- Canada’s proposed Bill C-22 would require electronic service providers to retain user metadata for up to one year
- Encrypted messaging app Signal has stated that it would rather leave the Canadian market than undermine its privacy commitments.
- Windscribe confirmed it would do the same and threatened to relocate its Canadian headquarters to prevent the recording of user identification data.
The fight over digital privacy in North America is intensifying. Popular virtual private network (VPN) provider Windscribe has threatened to move its headquarters out of Canada if the country’s controversial new surveillance legislation, known as Bill C-22, becomes law.
Introduced in March 2026, the proposed Legal Access Act aims to give law enforcement broader tools to investigate serious crimes. However, privacy advocates and technology companies are sounding the alarm, warning that the bill’s requirements would seriously weaken user security.
If enacted, Bill C-22 would require electronic service providers to develop technical surveillance capabilities and retain certain user metadata for up to one year. For anyone using a VPN to protect their online identity, this legislation contradicts strict no-logs policies that keep user data out of the reach of governments and hackers alike.
A threat to user privacy
Windscribe’s ultimatum followed a similar warning from encrypted messaging platform Signal. Earlier in the week, Signal Vice President of Strategy and Global Affairs Udbhav Tiwari told reporters that the bill could force the introduction of technical vulnerabilities, making private messaging platforms a prime target for foreign adversaries.
Tiwari said the firm would “rather withdraw from the country” than comply with a law that undermines its privacy commitments. In response to the news about X, Windscribe made it clear that it shares Signal’s zero-tolerance stance on mandatory registration.
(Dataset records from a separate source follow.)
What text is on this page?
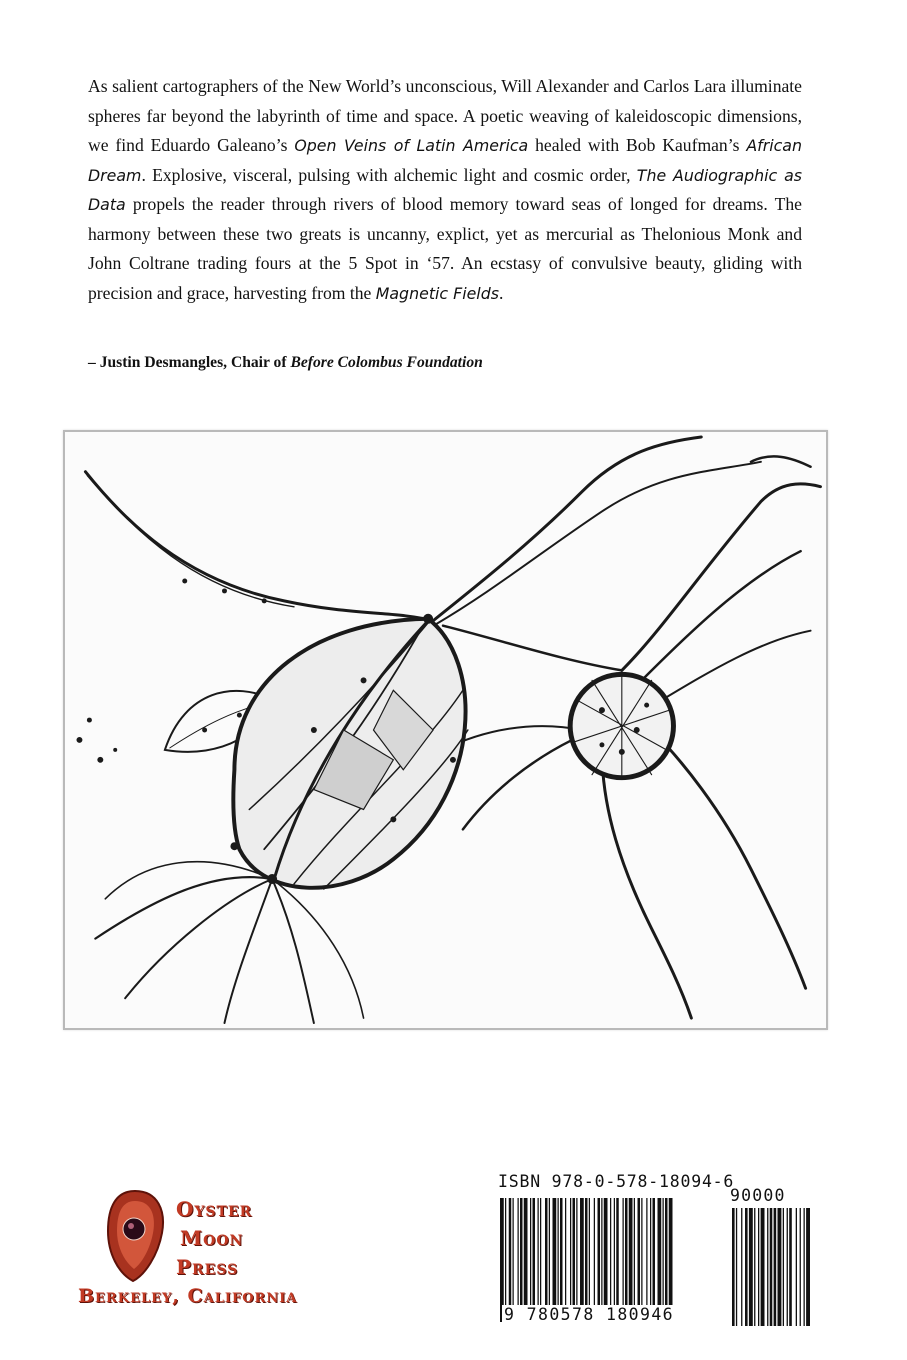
As salient cartographers of the New World’s unconscious, Will Alexander and Carlos Lara illuminate spheres far beyond the labyrinth of time and space. A poetic weaving of kaleidoscopic dimensions, we find Eduardo Galeano’s Open Veins of Latin America healed with Bob Kaufman’s African Dream. Explosive, visceral, pulsing with alchemic light and cosmic order, The Audiographic as Data propels the reader through rivers of blood memory toward seas of longed for dreams. The harmony between these two greats is uncanny, explict, yet as mercurial as Thelonious Monk and John Coltrane trading fours at the 5 Spot in ‘57. An ecstasy of convulsive beauty, gliding with precision and grace, harvesting from the Magnetic Fields.
– Justin Desmangles, Chair of Before Colombus Foundation
Oyster
Moon
Press
Berkeley, California
ISBN 978-0-578-18094-6
90000
9 780578 180946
“We will not be left behind if C-22 is approved,” Windscribe said. “In their current state, VPNs would almost certainly require us to log user identification data.”
The cost of compliance
While Signal operates entirely out of Canada and could simply shut down its Canadian servers, Windscribe faces a much more complex logistical challenge. The company was founded in Toronto, meaning its primary operations and headquarters are directly under Canadian legal jurisdiction.
Expressing frustration with the proposed regulatory framework, Windscribe’s post on X did not mince words regarding the financial and ethical cost of the bill.
“Signal is not based in Canada, so they can simply turn off the Canadian servers, but our headquarters is,” the VPN provider added. “We pay an ungodly amount of taxes to this corrupt government and in return they want to destroy the entire essence of our service to basically spy on their own citizens.”
The looming threat of Bill C-22 mirrors similar global legislative battles, such as the European Union’s much-debated “chat control” proposals and the U.K.’s Online Safety Act, both of which have drawn heavy criticism for threatening end-to-end encryption.
For Windscribe users, the company’s threat to relocate should offer some degree of comfort. The provider recently empirically validated its strict no-logs policy in a 2025 Greek court case, where authorities were unable to recover any user data because the company simply did not have any to provide. Relocating its headquarters would allow Windscribe to maintain this technical infrastructure without violating Canadian law.
Currently, Bill C-22 is still under parliamentary review, with committee hearings beginning on May 7. It remains to be seen whether lawmakers will amend the bill to protect encrypted services, but the tech industry is already drawing its red lines.